State law in Utah requires all coffins to buried in vaults. I don't know how they justified it, maybe some weird groundwater thing. It's a major factor in my desire to be reduced to ash and/or fertilizer. Not that I plan to still be here when I go, but you never know.


Lyra Jane - Mar 18, 2005 1:10:32 pm PST #7817 of 10001
Up with the sun

My big squick in matters funereal is anything that would make me a *thing,* an object to be looked at and poked and pried apart without me having any say over it. I want to be cremated and tossed into whatever river is the most convenient. (What can I say, I grew up on the Ohio and live on the Potomac now.

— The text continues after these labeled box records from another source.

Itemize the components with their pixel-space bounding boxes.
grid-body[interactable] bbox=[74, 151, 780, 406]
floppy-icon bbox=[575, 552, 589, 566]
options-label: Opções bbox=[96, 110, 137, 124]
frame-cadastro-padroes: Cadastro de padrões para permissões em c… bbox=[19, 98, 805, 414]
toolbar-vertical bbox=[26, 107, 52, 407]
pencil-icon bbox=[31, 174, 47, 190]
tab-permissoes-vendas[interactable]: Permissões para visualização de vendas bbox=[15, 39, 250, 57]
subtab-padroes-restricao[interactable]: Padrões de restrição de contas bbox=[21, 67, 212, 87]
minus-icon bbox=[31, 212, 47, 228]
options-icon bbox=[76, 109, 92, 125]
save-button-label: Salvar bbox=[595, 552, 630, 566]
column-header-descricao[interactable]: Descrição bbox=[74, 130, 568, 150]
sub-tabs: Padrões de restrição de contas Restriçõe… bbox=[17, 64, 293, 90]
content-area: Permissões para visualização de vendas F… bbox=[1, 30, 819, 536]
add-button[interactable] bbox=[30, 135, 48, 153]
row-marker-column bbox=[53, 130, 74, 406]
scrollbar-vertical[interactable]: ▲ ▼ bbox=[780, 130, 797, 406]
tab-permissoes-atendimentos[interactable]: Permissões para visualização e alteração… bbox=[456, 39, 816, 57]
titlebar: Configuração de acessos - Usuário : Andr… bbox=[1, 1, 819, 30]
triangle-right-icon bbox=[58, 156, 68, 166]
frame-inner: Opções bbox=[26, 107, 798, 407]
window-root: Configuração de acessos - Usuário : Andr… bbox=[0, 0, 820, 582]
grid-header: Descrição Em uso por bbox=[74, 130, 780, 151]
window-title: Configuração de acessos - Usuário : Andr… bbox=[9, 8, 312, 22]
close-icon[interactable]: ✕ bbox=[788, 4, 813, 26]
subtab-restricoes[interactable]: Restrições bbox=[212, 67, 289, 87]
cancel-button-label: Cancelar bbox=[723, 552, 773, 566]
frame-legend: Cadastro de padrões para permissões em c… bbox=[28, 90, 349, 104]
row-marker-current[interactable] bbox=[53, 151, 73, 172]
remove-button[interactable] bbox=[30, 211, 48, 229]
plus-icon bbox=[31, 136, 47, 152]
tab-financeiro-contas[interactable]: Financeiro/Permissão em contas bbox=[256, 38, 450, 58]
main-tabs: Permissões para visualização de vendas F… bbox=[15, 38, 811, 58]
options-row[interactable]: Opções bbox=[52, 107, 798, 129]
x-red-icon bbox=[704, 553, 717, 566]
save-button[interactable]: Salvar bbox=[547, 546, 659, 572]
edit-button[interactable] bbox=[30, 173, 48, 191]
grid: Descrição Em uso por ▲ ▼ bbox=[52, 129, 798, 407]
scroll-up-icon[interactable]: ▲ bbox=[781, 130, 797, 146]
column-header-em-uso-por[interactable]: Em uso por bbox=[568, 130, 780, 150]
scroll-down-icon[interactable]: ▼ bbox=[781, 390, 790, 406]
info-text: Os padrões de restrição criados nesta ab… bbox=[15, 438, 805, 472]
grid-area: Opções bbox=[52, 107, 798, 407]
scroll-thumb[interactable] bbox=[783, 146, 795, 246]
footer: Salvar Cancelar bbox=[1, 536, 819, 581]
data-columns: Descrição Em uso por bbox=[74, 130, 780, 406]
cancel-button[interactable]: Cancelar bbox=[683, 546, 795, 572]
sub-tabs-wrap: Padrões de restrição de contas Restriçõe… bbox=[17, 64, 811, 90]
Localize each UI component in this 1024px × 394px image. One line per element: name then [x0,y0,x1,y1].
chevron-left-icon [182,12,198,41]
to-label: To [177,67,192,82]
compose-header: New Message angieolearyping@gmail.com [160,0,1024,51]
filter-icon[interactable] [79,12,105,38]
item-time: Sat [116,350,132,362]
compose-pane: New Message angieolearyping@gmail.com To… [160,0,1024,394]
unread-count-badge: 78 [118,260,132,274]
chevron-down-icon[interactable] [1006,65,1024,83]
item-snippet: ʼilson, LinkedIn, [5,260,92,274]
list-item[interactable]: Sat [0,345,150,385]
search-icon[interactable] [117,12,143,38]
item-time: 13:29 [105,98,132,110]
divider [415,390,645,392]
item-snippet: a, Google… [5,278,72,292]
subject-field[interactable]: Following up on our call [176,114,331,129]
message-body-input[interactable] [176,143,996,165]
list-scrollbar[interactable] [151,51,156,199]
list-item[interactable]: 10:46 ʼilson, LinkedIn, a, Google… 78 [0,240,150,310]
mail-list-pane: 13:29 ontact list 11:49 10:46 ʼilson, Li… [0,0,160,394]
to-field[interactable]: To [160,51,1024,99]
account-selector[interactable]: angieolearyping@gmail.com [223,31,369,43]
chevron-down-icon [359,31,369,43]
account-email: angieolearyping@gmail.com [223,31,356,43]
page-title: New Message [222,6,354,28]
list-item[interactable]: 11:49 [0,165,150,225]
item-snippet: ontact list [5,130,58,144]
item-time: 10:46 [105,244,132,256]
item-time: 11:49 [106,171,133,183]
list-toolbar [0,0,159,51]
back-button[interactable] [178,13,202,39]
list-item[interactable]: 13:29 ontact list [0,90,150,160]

Rivers make sense to me in a way lakes and oceans don't, and I'd love to be a part of one.) Don't put me in a big box and stick me in the ground, and don't put me in a little box and keep me on the mantle.

My husband wants to donate his body; his grandmother did, and he just thought the whole process was neat. I respect that, and I'll do it when the time comes if he goes before me, but I can't handle the idea when it comes to myself.

And I have a living will that I made online a year ago. It's probably not terribly binding -- it's not witnessed -- but it'll at least be a guideline if something bad happens to me.


Steph L. - Mar 18, 2005 1:26:25 pm PST #7818 of 10001
I look more rad than Lutheranism

One option is the Body Farm, where the corpse is tossed in a field and left to decompose for the purposes of education and training in forensic anthropology and skeletal biology for students and law enforcement agencies.

Another cool thing is that, if you donate your body "to Science" (which really means to a medical school), you can still donate whatever organs/tissues/bone/etc. are donate-able first.